In the Name of Jesus.
The Father will give you whatever you ask of Him in the name of His Son, Jesus. The sinner in us wants to say, “Ah ha! It’s just as I suspected—there’s a catch, a loophole, that allows God to not give me everything I ask of Him.” But when we think like that, we are really slandering God and thinking ill of Him. This little phrase—in my name—is not a loophole; rather, it is a boundary that God sets for our good. You see, God loves us too much to give us everything we want. [And so] He draws a boundary around the things that He promises to give us in answer to our prayer. That boundary is His love.…Because God is our loving heavenly Father, He restricts His promise to those things that are for our good, which draw us close to our Saviour [Jesus], in whose name we pray aright (Selected Sermons of Norman Nagel, pp. 140-141).
The only way we can pray aright is to pray in the name of Jesus. Of course, that means we must confess Christ to be our Lord and Saviour. Prayer—true prayer—can only rise from faith in Christ, for only through Christ can we believe that [God] is our true Father and that we are His true children, so that with all boldness and confidence we may ask Him as dear children ask their dear father (Small Catechism, The Lord’s Prayer: The Introduction). The world likes to talk sentimentally about the fatherhood of God and the brotherhood of man apart from Christ. But the truth is that it is only in our belonging to Christ that we know God as our loving Father and each other as brothers and sisters.
When we pray in Jesus’ name, we are claiming to be His own possession through Holy Baptism and we are also claiming the rights of sonship. It is as if we were saying to our heavenly Father, “Father, I am baptized; I belong to Your Son Jesus and in Him I have become Your own dear child, and so I know that You will hear and answer me with the same great love that You have for Your own dear Son.”
Always “Our Father”.
Have you ever wondered why—in our personal devotions—we do not change the Lord’s Prayer to “My Father who art in heaven”? The reason why we pray Our Father even when we are alone is because at all times we are, actually, in truth, never alone. We are always praying in the communion of the Blessed Holy Trinity; we are always praying with the Church. We are, in Christ, and therefore, where Christ is, there is His body. Here is how Luther put it, very nicely: Never think that you are kneeling or standing alone, rather think that the whole of Christendom, all devout Christians, are standing there beside you and you are standing among them in a common, united petition, which God cannot disdain (Luther, AE 43:198).
You are baptized into Christ; thus, you know that your prayers will always be heard by our Father in heaven. Pray, fervently, then, and with great joy. Pray in the name of Jesus, as His brother, as His sister. Pray without ceasing. And remember that you are never alone in your praying. Remember that Jesus has already gone through the worst for you, for He suffered and died for you, in your place, carrying the great burden of the world’s sins. He will see you through, whatever your need and whatever your heartache.

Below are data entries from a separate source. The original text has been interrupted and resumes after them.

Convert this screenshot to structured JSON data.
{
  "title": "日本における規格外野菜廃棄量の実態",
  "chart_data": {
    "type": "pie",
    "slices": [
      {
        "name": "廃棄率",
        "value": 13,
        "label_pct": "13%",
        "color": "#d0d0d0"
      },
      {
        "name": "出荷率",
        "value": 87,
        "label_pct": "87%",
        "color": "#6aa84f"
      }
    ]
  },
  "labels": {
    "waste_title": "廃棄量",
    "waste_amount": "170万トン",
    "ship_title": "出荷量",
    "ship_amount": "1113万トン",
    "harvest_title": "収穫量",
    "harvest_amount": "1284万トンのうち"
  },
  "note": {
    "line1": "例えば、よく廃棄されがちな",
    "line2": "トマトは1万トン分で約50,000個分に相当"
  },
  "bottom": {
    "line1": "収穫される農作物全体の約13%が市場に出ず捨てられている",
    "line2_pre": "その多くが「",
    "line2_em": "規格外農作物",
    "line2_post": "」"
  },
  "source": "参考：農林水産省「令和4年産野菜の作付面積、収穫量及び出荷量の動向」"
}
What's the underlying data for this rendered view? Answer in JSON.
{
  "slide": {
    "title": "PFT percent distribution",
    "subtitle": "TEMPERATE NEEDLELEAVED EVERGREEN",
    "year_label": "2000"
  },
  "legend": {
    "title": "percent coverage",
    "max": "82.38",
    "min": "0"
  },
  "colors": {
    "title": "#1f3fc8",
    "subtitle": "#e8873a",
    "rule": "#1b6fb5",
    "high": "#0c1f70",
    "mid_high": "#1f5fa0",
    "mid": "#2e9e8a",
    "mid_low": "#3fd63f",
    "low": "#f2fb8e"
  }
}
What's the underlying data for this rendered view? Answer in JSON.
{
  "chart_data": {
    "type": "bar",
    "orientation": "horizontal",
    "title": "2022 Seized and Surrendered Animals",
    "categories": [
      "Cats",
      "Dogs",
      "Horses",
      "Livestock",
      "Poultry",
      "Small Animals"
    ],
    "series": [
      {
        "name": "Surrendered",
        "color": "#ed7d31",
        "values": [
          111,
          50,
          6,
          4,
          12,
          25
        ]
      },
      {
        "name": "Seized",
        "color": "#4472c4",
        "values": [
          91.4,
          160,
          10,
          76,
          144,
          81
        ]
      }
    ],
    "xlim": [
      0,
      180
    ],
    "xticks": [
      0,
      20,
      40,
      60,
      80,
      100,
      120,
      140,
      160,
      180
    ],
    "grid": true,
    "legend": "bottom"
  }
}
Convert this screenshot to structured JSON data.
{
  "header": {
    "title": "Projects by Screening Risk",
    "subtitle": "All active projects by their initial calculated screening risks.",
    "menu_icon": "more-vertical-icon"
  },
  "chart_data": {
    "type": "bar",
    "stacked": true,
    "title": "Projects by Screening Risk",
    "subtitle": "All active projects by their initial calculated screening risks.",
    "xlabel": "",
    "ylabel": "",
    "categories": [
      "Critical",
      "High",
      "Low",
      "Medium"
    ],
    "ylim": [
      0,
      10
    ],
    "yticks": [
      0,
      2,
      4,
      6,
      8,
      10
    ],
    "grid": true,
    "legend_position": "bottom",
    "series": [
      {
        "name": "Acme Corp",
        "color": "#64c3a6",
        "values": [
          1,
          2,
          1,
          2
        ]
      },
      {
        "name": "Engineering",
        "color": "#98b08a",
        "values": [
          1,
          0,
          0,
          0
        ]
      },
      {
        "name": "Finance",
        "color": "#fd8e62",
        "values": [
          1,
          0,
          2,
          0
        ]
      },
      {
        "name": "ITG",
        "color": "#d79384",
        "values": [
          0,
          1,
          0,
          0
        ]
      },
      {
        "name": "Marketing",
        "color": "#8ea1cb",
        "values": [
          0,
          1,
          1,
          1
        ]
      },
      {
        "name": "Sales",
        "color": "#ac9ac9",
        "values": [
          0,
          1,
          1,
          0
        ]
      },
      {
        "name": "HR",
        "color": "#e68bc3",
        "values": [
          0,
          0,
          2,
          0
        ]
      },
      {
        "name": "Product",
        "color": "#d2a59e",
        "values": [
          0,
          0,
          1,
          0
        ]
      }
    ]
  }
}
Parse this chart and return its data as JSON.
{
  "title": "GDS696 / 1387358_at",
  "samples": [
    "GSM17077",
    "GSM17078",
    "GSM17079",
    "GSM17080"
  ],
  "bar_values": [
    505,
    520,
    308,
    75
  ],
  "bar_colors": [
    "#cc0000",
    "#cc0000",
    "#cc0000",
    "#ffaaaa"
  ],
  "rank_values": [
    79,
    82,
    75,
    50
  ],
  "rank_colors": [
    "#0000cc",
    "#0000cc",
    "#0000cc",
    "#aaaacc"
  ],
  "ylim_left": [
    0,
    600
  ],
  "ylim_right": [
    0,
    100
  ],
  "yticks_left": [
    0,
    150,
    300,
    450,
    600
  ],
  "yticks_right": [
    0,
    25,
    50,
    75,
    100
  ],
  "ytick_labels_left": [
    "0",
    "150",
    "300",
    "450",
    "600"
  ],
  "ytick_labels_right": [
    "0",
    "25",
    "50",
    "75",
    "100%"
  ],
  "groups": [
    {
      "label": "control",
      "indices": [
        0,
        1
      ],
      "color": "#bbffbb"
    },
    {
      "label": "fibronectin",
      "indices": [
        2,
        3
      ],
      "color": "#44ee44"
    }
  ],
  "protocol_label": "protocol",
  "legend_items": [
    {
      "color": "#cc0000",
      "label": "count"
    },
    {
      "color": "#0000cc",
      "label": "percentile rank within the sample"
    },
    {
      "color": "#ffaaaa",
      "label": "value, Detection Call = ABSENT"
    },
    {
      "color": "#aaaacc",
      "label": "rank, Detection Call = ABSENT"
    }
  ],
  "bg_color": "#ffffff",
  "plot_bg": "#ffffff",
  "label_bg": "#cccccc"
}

Jesus has gone through your trials and much, much worse. He died on the accursed tree; He suffered for all of your sins and the sins of all mankind. He rose again from the dead and He sits at the right hand of the Father, where He intercedes for His brothers and sisters still on earth. Therefore He will see you through to the end of your journey to heaven. He has already won the victory over all the enemies of your soul. And He gives you now the joy of praying in His name, knowing that our Father will always hear and answer your prayers in Jesus! Ask, [, then, ask in the name of Jesus] and you will receive, that your joy may be full. Amen.